Since Desire2Learn launched its Integrated Learning Platform (ILP), which integrates properties of digital technology, including mobile and data analytics to improve student outcomes and engagement, the platform is in use now across North America, serving Desire2Learn’s more than 1,100 institutional clients, who in turn provide for more than 13 million learners.
The consortium involved in this research project, led by the University of Guelph, will leverage the ILP to enhance tracking, measurement and reporting on outcomes for students for the purpose of improving student experience. The result of the study could, according to Desire2Learn CEO and President John Baker, fundamentally change the delivery of post-secondary education.
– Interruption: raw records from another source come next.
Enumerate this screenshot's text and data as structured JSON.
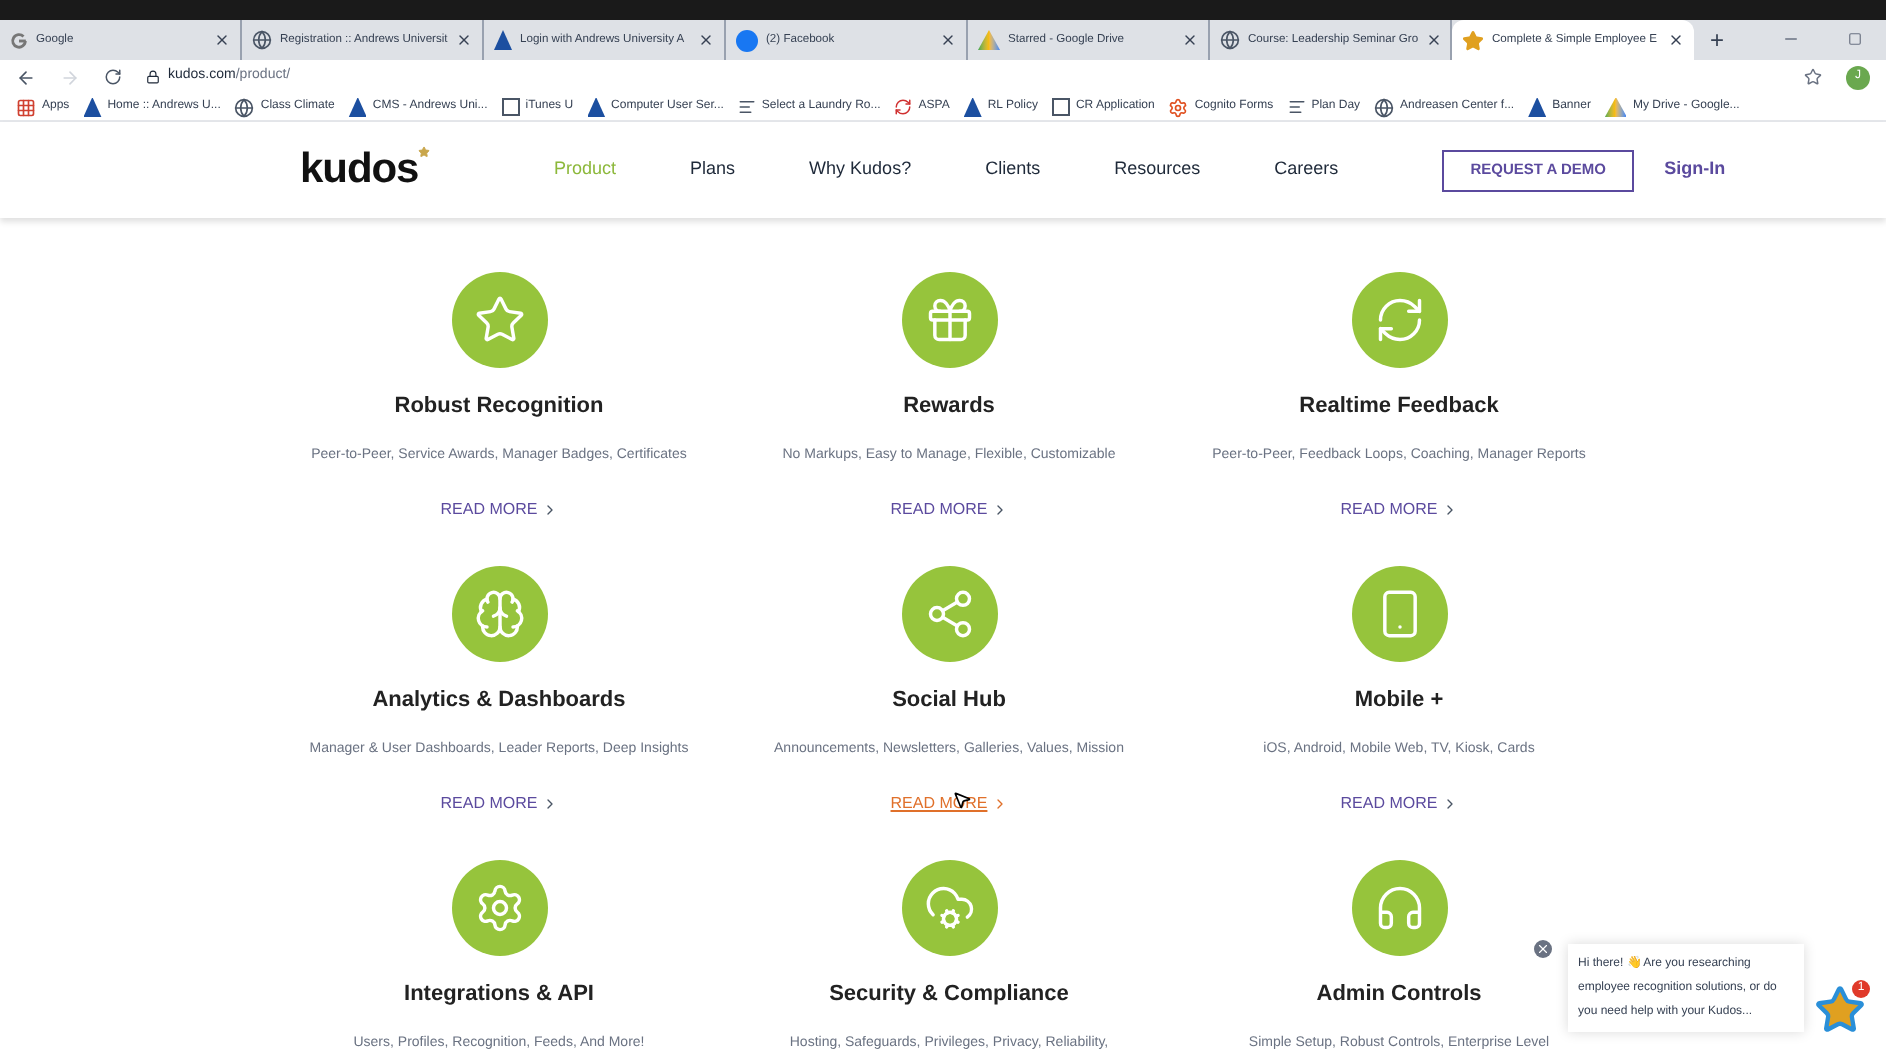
{
  "browser": {
    "tabs": [
      {
        "title": "Google",
        "kind": "google",
        "selected": false
      },
      {
        "title": "Registration :: Andrews Universit",
        "kind": "globe",
        "selected": false
      },
      {
        "title": "Login with Andrews University A",
        "kind": "au",
        "selected": false
      },
      {
        "title": "(2) Facebook",
        "kind": "fb",
        "selected": false
      },
      {
        "title": "Starred - Google Drive",
        "kind": "drive",
        "selected": false
      },
      {
        "title": "Course: Leadership Seminar Gro",
        "kind": "globe",
        "selected": false
      },
      {
        "title": "Complete & Simple Employee E",
        "kind": "star",
        "selected": true
      }
    ],
    "new_tab": "+",
    "address": {
      "host": "kudos.com",
      "path": "/product/"
    },
    "profile_initial": "J",
    "bookmarks": [
      {
        "label": "Apps",
        "kind": "apps"
      },
      {
        "label": "Home :: Andrews U...",
        "kind": "au"
      },
      {
        "label": "Class Climate",
        "kind": "globe"
      },
      {
        "label": "CMS - Andrews Uni...",
        "kind": "au"
      },
      {
        "label": "iTunes U",
        "kind": "box"
      },
      {
        "label": "Computer User Ser...",
        "kind": "au"
      },
      {
        "label": "Select a Laundry Ro...",
        "kind": "text"
      },
      {
        "label": "ASPA",
        "kind": "aspa"
      },
      {
        "label": "RL Policy",
        "kind": "au"
      },
      {
        "label": "CR Application",
        "kind": "box"
      },
      {
        "label": "Cognito Forms",
        "kind": "gear"
      },
      {
        "label": "Plan Day",
        "kind": "text"
      },
      {
        "label": "Andreasen Center f...",
        "kind": "globe"
      },
      {
        "label": "Banner",
        "kind": "au"
      },
      {
        "label": "My Drive - Google...",
        "kind": "drive"
      }
    ]
  },
  "site": {
    "logo": "kudos",
    "nav": [
      {
        "label": "Product",
        "selected": true
      },
      {
        "label": "Plans",
        "selected": false
      },
      {
        "label": "Why Kudos?",
        "selected": false
      },
      {
        "label": "Clients",
        "selected": false
      },
      {
        "label": "Resources",
        "selected": false
      },
      {
        "label": "Careers",
        "selected": false
      }
    ],
    "demo_button": "REQUEST A DEMO",
    "sign_in": "Sign-In"
  },
  "features": [
    {
      "kind": "star",
      "title": "Robust Recognition",
      "description": "Peer-to-Peer, Service Awards, Manager Badges, Certificates",
      "link": "READ MORE",
      "hovered": false
    },
    {
      "kind": "gift",
      "title": "Rewards",
      "description": "No Markups, Easy to Manage, Flexible, Customizable",
      "link": "READ MORE",
      "hovered": false
    },
    {
      "kind": "refresh",
      "title": "Realtime Feedback",
      "description": "Peer-to-Peer, Feedback Loops, Coaching, Manager Reports",
      "link": "READ MORE",
      "hovered": false
    },
    {
      "kind": "brain",
      "title": "Analytics & Dashboards",
      "description": "Manager & User Dashboards, Leader Reports, Deep Insights",
      "link": "READ MORE",
      "hovered": false
    },
    {
      "kind": "network",
      "title": "Social Hub",
      "description": "Announcements, Newsletters, Galleries, Values, Mission",
      "link": "READ MORE",
      "hovered": true
    },
    {
      "kind": "phone",
      "title": "Mobile +",
      "description": "iOS, Android, Mobile Web, TV, Kiosk, Cards",
      "link": "READ MORE",
      "hovered": false
    },
    {
      "kind": "gear",
      "title": "Integrations & API",
      "description": "Users, Profiles, Recognition, Feeds, And More!"
    },
    {
      "kind": "cloud",
      "title": "Security & Compliance",
      "description": "Hosting, Safeguards, Privileges, Privacy, Reliability,"
    },
    {
      "kind": "headset",
      "title": "Admin Controls",
      "description": "Simple Setup, Robust Controls, Enterprise Level"
    }
  ],
  "chat": {
    "message": "Hi there! 👋 Are you researching employee recognition solutions, or do you need help with your Kudos...",
    "badge": "1"
  }
}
“This research is important because it has the potential to shift the very fundamentals of modern pedagogy,” said Baker. “Using our integrated learning platform, researchers will be able to evaluate a wide range of teaching techniques and tools to determine how to best engage students on critical concepts and lessons.”
The collaboration with the University of Guelph makes sense for Desire2Learn, which began more than a decade ago when Desire2Learn’s platform was initially tested by the university’s MBA program. Since then, Desire2Learn has emerged as one of the world’s largest ed tech companies.
The University of Guelph and Desire2Learn have already conducted a one-year pilot version of the research project before bringing other institutions in.
The research initiative is a means to curriculum mapping, to encourage a sense of agency for students in which they more clearly define their objectives and take more responsibility for what they hope to achieve in the course of their education.
Taking an approach that places an emphasis on outcome measurement for students instead of internal department performance will make for a more symbiotic relationship for both the student and the institution, according to Guelph’s associate VP academic Serge Desmarais.
“Learning outcomes is a way to determine beyond content whether a student actually learns a certain set of skills that are actually transferable to the workplace, no matter what kind of work they do — things like critical thinking, research, and numeracy,” he told the Guelph Mercury. “Now the big question is, now that we have these learning outcomes how do we measure these things? This is where we’re at.”
The research is being funded by a $6 million grant from Ontario’s Productivity and Innovation Fund, through the Ministry of Training, Colleges and Universities.